Davin Greenwell, April 10, 2020 at 1:04 PM
Tony is the founder and CEO of Second Road Pty Ltd. Consulting for more than 20 years, he combines the arts of language, design and creative thinking to help transform corporate cultures through strategic innovation. Tony elaborates on the value of design with this series of questions.

DW: What are you looking forward to most about Design Currency 2010?

TGS: Well firstly i love Vancouver and have some good friends there so that is uppermost in my mind. As for the conference, I am looking forward to talking to eager young designer who want to stretch their wings beyond the traditional cosmetic applications of design. Many designers feel they are marginalised in the halls of commerce and engaged too late in thinking processes. They feel their thinking is not valued by the mainstream of corporations. I am looking forward to stretching their horizons and giving them some hope as well as challenges.

DW: What does the conference theme “Design Currency” mean to you?
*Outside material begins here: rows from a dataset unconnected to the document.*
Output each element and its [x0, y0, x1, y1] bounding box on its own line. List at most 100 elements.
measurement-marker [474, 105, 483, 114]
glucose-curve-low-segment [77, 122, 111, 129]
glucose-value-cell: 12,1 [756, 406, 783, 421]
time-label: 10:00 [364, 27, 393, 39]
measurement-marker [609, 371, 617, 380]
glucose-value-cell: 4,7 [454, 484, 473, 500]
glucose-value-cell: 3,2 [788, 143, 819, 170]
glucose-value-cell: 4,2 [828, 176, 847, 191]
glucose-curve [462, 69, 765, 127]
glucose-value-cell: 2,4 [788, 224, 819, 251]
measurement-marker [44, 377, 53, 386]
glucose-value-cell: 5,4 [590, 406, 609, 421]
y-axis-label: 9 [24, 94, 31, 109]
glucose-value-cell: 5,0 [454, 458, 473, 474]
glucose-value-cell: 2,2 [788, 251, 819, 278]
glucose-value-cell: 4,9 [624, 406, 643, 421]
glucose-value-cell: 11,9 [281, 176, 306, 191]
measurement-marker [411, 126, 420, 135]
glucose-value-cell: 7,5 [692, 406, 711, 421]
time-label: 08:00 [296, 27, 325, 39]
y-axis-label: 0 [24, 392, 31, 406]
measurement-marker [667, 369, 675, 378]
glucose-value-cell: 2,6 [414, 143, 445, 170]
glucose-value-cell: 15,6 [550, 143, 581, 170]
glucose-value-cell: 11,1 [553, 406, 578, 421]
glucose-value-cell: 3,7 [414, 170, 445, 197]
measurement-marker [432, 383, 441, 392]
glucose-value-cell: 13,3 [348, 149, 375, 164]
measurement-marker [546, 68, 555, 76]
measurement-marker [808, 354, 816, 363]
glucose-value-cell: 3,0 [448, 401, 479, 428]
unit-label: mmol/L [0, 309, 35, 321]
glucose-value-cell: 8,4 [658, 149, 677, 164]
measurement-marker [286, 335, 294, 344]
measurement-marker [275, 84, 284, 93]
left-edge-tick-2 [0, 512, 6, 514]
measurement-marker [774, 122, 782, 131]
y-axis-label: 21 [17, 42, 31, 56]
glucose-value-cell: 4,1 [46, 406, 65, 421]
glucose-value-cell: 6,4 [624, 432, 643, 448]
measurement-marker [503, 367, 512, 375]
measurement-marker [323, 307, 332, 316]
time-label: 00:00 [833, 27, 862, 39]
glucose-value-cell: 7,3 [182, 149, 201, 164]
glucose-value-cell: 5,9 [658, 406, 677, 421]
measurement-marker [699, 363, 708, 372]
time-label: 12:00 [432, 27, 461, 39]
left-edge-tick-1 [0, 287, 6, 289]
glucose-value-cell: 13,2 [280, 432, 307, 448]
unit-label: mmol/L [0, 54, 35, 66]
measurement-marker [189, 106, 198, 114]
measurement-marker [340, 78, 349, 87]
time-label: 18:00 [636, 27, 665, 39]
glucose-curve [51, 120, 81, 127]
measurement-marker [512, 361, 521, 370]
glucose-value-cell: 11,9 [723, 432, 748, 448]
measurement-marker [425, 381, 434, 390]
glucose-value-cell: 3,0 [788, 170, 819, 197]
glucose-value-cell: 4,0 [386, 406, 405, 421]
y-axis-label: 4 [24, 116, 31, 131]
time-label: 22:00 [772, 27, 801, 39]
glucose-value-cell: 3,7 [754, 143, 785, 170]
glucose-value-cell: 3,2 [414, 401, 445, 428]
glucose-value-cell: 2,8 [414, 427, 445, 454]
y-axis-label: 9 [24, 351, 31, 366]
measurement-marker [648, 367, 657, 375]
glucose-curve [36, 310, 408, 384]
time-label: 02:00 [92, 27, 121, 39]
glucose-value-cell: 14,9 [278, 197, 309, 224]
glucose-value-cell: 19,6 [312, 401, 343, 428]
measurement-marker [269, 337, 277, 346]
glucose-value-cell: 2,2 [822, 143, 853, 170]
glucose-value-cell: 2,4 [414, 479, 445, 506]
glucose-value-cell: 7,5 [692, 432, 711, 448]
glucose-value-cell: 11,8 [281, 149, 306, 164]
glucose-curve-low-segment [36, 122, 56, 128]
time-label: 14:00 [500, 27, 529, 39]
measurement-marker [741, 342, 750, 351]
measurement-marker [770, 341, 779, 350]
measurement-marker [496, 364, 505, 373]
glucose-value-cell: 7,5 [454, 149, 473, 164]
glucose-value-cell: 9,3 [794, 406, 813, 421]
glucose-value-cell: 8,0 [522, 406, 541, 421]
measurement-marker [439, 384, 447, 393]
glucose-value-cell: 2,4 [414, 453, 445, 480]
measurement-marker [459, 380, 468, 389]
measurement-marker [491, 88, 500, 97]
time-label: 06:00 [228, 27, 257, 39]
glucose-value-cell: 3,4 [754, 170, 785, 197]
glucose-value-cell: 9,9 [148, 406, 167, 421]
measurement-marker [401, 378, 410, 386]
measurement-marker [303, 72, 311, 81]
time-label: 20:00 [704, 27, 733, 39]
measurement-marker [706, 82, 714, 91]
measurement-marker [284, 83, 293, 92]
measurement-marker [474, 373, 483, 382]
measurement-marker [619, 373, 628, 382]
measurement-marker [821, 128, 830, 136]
TGS: Primarily it refers to relevance. Is Design going to get a seat at the main table or be condemned to the edges of education , enterprise and social significance. Is design just about cosmetics and packaging practised by flakey lightweights or does it have something more to offer? In other words, what is our vision for design and what strategy will we take as an industry to play more of the main game.

DW: If design was currency, who would have the most? Who would have the least?

TGS: Frankly I don’t like this question because it quantifies design like a commodity that someone possesses. Design is about the opposite. It should liberate and give. Design is the gift of grace and ability to human beings. So with that demurral I will add one more direct answer to this question. Professional designers don’t own design thinking. Design thinking is a broader human capability than a professional one. In order for design to become as influential as it suspects it deserves to be, it will need to accept this widening of its boundaries.

DW: What criteria do you use to evaluate design?

TGS: A good design stretches a system or service along three, possibly four co-ordinates. Firstly ethos – ie good designs say something significant and emanate from beliefs and vision. Secondly logos meaning that good designs are elegant and aesthetic but even more – they emanate from deep theory about the structure and shape of ideas. Thirdly pathos – they recover humanism in all things and speak for the people and their experience. The Greeks summarised these as the good, beautiful and true. That works for me.